LA COUR DE CASSATION, TROISIÈME CHAMBRE CIVILE, a rendu l'arrêt suivant :
CIV. 3
JL
COUR DE CASSATION
______________________
Audience publique du 7 septembre 2022
Rejet
Mme TEILLER, président
Arrêt n° 613 F-D
Pourvoi n° V 21-17.628
R É P U B L I Q U E F R A N Ç A I S E
_________________________
AU NOM DU PEUPLE FRANÇAIS
_________________________
ARRÊT DE LA COUR DE CASSATION, TROISIÈME CHAMBRE CIVILE, DU 7 SEPTEMBRE 2022
1°/ M. [E] [D],
2°/ Mme [C] [R], épouse [D],
tous deux domiciliés [Adresse 1] (Monaco),
ont formé le pourvoi n° V 21-17.628 contre l'arrêt rendu le 16 mars 2021 par la cour d'appel d'Aix-en-Provence (chambre 1-1), dans le litige les opposant à la société Le Cap d'Ail, société à responsabilité limitée, dont le siège est chez Sogedom, [Adresse 2], défenderesse à la cassation.
Les demandeurs invoquent, à l'appui de leur pourvoi, le moyen unique de cassation annexé au présent arrêt.
Le dossier a été communiqué au procureur général.
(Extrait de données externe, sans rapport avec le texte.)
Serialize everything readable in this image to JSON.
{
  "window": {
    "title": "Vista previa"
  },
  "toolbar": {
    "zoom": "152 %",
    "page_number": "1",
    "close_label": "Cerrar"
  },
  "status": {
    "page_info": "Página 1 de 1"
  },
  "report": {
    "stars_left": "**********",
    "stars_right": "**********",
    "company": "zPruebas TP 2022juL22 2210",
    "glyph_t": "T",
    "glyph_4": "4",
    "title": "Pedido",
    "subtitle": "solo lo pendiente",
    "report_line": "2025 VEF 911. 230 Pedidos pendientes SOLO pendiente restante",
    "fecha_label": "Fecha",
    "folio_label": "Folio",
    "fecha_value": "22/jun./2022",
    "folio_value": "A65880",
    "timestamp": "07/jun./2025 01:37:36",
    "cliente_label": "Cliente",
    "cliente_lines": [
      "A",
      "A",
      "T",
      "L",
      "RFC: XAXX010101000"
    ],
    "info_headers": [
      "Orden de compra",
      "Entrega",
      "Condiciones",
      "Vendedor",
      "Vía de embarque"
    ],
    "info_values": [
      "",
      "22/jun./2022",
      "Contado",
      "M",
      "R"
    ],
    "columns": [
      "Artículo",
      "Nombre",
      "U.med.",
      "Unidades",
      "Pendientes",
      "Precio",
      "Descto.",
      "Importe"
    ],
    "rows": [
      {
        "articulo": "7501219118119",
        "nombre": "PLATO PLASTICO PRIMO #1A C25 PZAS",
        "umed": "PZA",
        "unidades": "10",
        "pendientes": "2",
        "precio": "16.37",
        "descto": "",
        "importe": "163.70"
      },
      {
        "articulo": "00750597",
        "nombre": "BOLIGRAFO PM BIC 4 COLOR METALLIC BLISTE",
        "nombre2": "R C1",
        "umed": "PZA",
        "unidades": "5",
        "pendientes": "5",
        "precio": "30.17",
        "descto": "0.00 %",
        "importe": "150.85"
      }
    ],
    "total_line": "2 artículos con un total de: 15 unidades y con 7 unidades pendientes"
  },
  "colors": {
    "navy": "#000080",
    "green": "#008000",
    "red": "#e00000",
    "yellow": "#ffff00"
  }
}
Sur le rapport de Mme Farrenq-Nési, conseiller, les observations de la SCP Ghestin, avocat de M. et Mme [E] [D], de la SCP Piwnica et Molinié, avocat de la société Le Cap d'Ail, après débats en l'audience publique du 21 juin 2022 où étaient présents Mme Teiller, président, Mme Farrenq-Nési, conseiller rapporteur, M. Maunand, conseiller doyen, et Mme Besse, greffier de chambre,
la troisième chambre civile de la Cour de cassation, composée des président et conseillers précités, après en avoir délibéré conformément à la loi, a rendu le présent arrêt.
Faits et procédure
1. Selon l'arrêt attaqué (Aix-en-Provence, 16 mars 2021), la société Le Cap d'Ail, après avoir acquis les biens immobiliers dépendant de la communauté de M. [N] [D] et son épouse [K] [D], à la suite de la mise en liquidation judiciaire de cette dernière, a conclu, le 14 avril 1997, avec M. [E] [D] et Mme [C] [R] épouse [D], leur fils et belle-fille, une promesse synallagmatique de vente portant sur l'appartement et ses dépendances constituant la résidence principale des parents.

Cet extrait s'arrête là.